I have written the code to read header/config file format and create a swish_Config object. There’s also code for merging 2 swish_Config objects together, so that you can define a config file to override an existing header file.

Still TODO is the code for writing the header file.

The Perl bindings have been updated to reflect the new swish_Config API. This required a great deal of reworking and thinking about the Perl API. I had to rewrite things a few times to get a workable solution. The key Perl mantra is “objects on demand.” I.e., do not define any Perl objects that wrap C pointers and try to keep them on the XS side. Instead, create all Perl objects “just in time” as part of the get_* method call. This makes reference counting much simpler.

MetaNames and PropertyNames
These now have their own C API with swish_MetaName and swish_Property structs. These relate directly to the header file format and swish_Config. There will end up being a separate PropertyName API for search results. I still think we’re going to have to port the Swish2 PropertyNames storage/retrieval code to Swish3 and have a backend-indepedent index.prop file. The issue with this is going to be scaling. One other thought I’ve had is storing properties in a SQLite db. That route won’t allow for presorted properties, but does have the advantage of being much more transparent and de-buggable.
SWISH::Prog
I have moved the SWISH::Prog svn tree to svn.swish-e.org from peknet.com. I also moved SWISH::Filter (and likely will eventually move SWISH::API::More and its cousins).

SWISH::Prog will form the framework for the Perl implementation of Swish3. I know there are some folks who don’t like the idea of Swish3 being so Perl-centric. To that I can say only, tough luck. 🙂

Seriously though, my perspective is that there will be multiple Swish3 implementations. The one I am working on is in Perl using SWISH::Prog. There’s nothing to stop someone from implementing one in C or C++ or Java or whatever. libswish3 provides the parsing/tokenizing piece missing from other IR projects, and it is a library for the very reason that implementing a Swish3 program should be language-neutral. If you can link against a C library, then you can write a Swish3 program. The header file API is well documented; the backend is supposed to be pluggable. It’s all about the API.

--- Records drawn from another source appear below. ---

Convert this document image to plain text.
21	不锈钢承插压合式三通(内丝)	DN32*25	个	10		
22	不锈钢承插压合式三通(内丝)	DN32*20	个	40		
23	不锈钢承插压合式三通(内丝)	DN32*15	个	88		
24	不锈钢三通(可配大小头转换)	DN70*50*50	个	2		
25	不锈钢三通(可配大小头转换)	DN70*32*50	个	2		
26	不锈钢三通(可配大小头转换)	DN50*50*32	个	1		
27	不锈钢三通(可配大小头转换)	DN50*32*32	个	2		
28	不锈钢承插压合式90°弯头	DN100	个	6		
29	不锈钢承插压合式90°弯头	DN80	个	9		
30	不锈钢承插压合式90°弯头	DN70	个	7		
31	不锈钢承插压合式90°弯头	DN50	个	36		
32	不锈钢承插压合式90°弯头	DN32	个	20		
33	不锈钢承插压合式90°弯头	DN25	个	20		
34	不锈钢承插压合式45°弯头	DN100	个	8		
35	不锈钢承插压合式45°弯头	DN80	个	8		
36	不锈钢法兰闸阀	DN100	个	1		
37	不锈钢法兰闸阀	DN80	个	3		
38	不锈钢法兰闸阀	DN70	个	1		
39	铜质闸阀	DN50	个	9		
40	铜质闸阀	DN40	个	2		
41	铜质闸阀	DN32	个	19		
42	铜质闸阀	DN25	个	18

I do intend to write a swish_xapian.cpp program eventually, showing how to implement a C++ Swish3 program with Xapian. That could be the fallback program if you really don’t want to use Perl.

Documentation
I’ve stared a swish_intro.7 and swish_migration.7 set of docs. swish_intro will outline the aggregator/normalizer/analyzer/indexer/searcher philosophy and the outline of the libswish3 API. swish_migration will discuss differences in Swish2 vs Swish3 and how you can convert your config files and move to using Swish3.